Récemment, je suis tombée sur un titre de livre : « 2075 – Quand la beauté devient un crime ». Un roman dystopique de Rainer Zitelmann. Dans celui-ci, un mouvement nommé « Movement for Optical Justice » s'élève – une sorte de stasi de la beauté qui lutte contre la distribution inégale de la beauté, car les belles femmes auraient prétendument trop d’avantages. La beauté devient un problème déclaré. L'égalité le bien suprême – coûte que coûte.
Illustration: Fernando Vicente
Exagéré, bien sûr. Mais la question qui se cache derrière n’est pas inintéressante : Que se passe-t-il si nous remettons en question, voire punissons la beauté ? Ceux qui sont considérés comme beaux ont souvent la vie plus facile, comme le montrent les études et la vie quotidienne. Le terme pour cela : « Pretty Privilege ». Il s'agit des petits points bonus silencieux – lors d’un entretien d’embauche, lors d'une drague; les personnes attractives semblent plus sympathiques. Et oui : la beauté est inégalement répartie. Comme l’intelligence, la chance et la santé. Mais elle est plus visible et donc plus difficile à ignorer. Bien sûr, ce n’est pas juste. Et maintenant ? Voulons-nous simplement prétendre qu'aucune beauté objective n'existe ? Comme si chaque visage et chaque nez étaient identiques ? Alors que le mien est déjà plus grand que la moyenne – j’attends toujours le jour où cela sera considéré comme un idéal de beauté.

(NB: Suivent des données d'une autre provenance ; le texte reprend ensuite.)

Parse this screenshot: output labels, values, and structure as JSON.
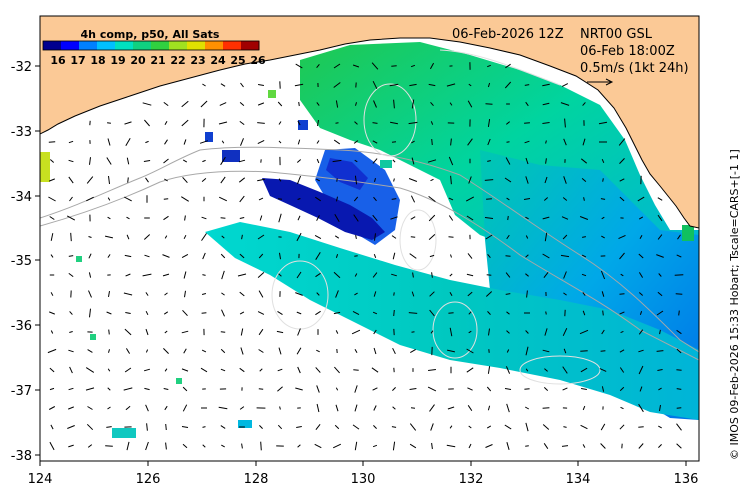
{
  "map": {
    "lon_ticks": [
      "124",
      "126",
      "128",
      "130",
      "132",
      "134",
      "136"
    ],
    "lat_ticks": [
      "-32",
      "-33",
      "-34",
      "-35",
      "-36",
      "-37",
      "-38"
    ],
    "lon_range": [
      124,
      136.7
    ],
    "lat_range": [
      -38.05,
      -31.35
    ],
    "colors": {
      "land": "#fbc996",
      "ocean": "#ffffff",
      "frame": "#000000"
    }
  },
  "colorbar": {
    "title": "4h comp, p50, All Sats",
    "labels": [
      "16",
      "17",
      "18",
      "19",
      "20",
      "21",
      "22",
      "23",
      "24",
      "25",
      "26"
    ],
    "colors": [
      "#00008f",
      "#0000ff",
      "#0080ff",
      "#00c0ff",
      "#00e0c0",
      "#10d080",
      "#30d040",
      "#a0e020",
      "#e0e000",
      "#ff9000",
      "#ff3000",
      "#a00000"
    ]
  },
  "header": {
    "date": "06-Feb-2026 12Z",
    "product": "NRT00 GSL",
    "current_time": "06-Feb 18:00Z",
    "scale": "0.5m/s (1kt 24h)"
  },
  "credit": "© IMOS 09-Feb-2026 15:33 Hobart; Tscale=CARS+[-1 1]"
}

La beauté compte socialement plus chez les femmes que chez les hommes (la pression est aussi plus forte) – car elle avait traditionnellement plus de valeur, car de nombreuses femmes n'ont longtemps eu d'autre rôle que celui de la « jolie épouse ». Avec l’indépendance économique et le succès professionnel, l’apparence est passée progressivement au second plan, et ce tendance s'accentuera heureusement dans l’avenir.
Cependant, de nombreuses femmes continuent de se définir fortement par leur apparence. Ce n’est pas un reproche, mais une observation. De nombreuses femmes exceptionnellement belles choisissent des carrières où c’est exactement ce qui compte : comme présentatrice, mannequin, actrice ou influenceuse. Les hommes, même s’ils sont très attrayants, tendent à rechercher moins ces voies – laissons de côté les Brad Pitts et George Clooneys. En outre : un homme moins beau peut compenser un manque d'attractivité par le succès, l'argent ou l'humour et tout de même être au sommet. Pour une femme, c’est beaucoup plus difficile. Mais les hommes ressentent aussi désormais la pression – surtout avec la rencontre en ligne, par laquelle de nombreux couples se forment aujourd’hui. Souvent, la première photo détermine le oui ou le non, l’apparence est le passe-partout. Et les hommes ont moins de possibilités d'optimisation que les femmes, qui peuvent beaucoup faire avec le maquillage, les vêtements ou la coiffure. La taille ne peut être falsifiée.
L'équité est un souhait compréhensible. Et personne ne devrait se sentir désavantagé parce qu’il ne correspond pas à l'idéal. Mais l'équité ne signifie pas que personne ne doit se démarquer. Pour les fans de l’égalitarisme, la beauté impeccable devient suspecte parce que tout le monde ne peut pas l’avoir. L’exceptionnel est réinterprété comme une injustice, comme dans le roman de Zitelmann, et est déclaré problématique. Et c'est là qu'apparaît le parallèle avec la réalité : la façon dont la beauté impeccable est lentement neutralisée par la pression morale – indignation et boycott – est visible par exemple dans la gestion de Victoria’s Secret. Pendant des décennies, la marque représentait un idéal de féminité : impeccable, mince, époustouflante. Puis vint la protestation : trop parfaite, trop unilatérale, trop belle. Elle a été, semble-t-il, vue comme une provocation, l'esthétique autrefois célébrée a été critiquement examinée, certains anges ont été remplacés, la diversité est devenue obligatoire. Bien sûr, il est bon de montrer la diversité. Mais il doit y avoir les deux. Personne n'est empêché de lancer ses propres campagnes, de montrer des corps divers, de créer de nouveaux modèles. La tentative de neutraliser l'esthétique parfaite par la pression morale rappelle une forme de socialisme de la beauté.
L'égalité n'est absolument pas une fin en soi. Elle ne devient une valeur que lorsqu'elle vise ce qui est juste – l'égalité des chances, pas l'égalité des résultats. La liberté, pas le nivellement. La beauté sera toujours inégalement répartie. Nous devons vivre avec cela. Il n’est pas nécessaire de la célébrer – mais il faudrait pouvoir l'accepter. Le problème n’est pas qu’elle existe, mais l'intolérance croissante de certains envers tout ce que tout le monde ne peut pas avoir.